Dr Sameer I Dani: Linagliptin, as a monotherapy or as an addition to metformin or even dapagliflozin, has been shown to cause very minimal episodes of hypoglycemia, even in drug-naïve patients. Linagliptin use has been shown to have better efficacy than metformin monotherapy. In fact, Linagliptin and dapagliflozin not only have better efficacy but also robust safety evidence and very durable renal safety results. Additionally, Linagliptin could be preferred in a wide range of type 2 diabetic patients. In fact, in most diabetic patients, you can use the Linagliptin and dapagliflozin combination very easily, which highlights the wide applicability of this combination.

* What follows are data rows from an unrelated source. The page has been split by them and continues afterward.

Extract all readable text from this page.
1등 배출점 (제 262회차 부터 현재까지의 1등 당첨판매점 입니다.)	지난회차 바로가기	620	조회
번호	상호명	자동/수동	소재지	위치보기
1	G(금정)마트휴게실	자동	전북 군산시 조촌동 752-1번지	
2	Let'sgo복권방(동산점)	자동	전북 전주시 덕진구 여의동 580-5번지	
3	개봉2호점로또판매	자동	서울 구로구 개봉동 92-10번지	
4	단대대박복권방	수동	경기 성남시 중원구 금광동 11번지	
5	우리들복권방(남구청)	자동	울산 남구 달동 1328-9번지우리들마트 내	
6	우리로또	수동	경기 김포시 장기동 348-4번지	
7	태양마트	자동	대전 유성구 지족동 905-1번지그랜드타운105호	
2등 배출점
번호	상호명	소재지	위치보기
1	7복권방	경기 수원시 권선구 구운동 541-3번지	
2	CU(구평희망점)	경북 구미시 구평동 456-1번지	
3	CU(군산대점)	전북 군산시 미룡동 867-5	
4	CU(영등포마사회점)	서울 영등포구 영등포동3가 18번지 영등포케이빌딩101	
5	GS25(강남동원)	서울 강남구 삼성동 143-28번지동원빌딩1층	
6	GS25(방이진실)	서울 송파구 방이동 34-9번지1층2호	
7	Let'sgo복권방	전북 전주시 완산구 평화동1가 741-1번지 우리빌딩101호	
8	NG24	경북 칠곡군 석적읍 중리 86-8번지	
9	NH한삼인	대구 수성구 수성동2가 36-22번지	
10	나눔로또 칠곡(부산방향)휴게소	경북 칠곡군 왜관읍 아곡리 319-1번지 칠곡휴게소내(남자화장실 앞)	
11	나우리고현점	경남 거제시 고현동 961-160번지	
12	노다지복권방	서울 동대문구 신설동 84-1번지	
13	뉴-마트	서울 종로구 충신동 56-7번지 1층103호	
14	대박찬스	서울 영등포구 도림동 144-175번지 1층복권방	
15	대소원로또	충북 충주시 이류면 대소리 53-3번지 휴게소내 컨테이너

Dr Tukaram Jamale: Hypoglycemia is very, very common once kidney disease is observed because once GFR starts decreasing, the overall requirement of oral hypoglycemic agents decreases, including insulin. This is due to the increased half-life of insulin, as physiological excretion through the kidneys decreases. In such situations, most oral hypoglycemic agents like sulfonylureas, which are one of the most common agents prescribed, pose a high risk of producing hypoglycemia unless doses are appropriately modified. However, such risks are manageable and not very significant. With DPP-4 inhibitors and SGLT2 inhibitors, we hardly see hypoglycemia. Therefore, they are among the safest agents to use when there is an elevated risk of hypoglycemia and chronic kidney disease.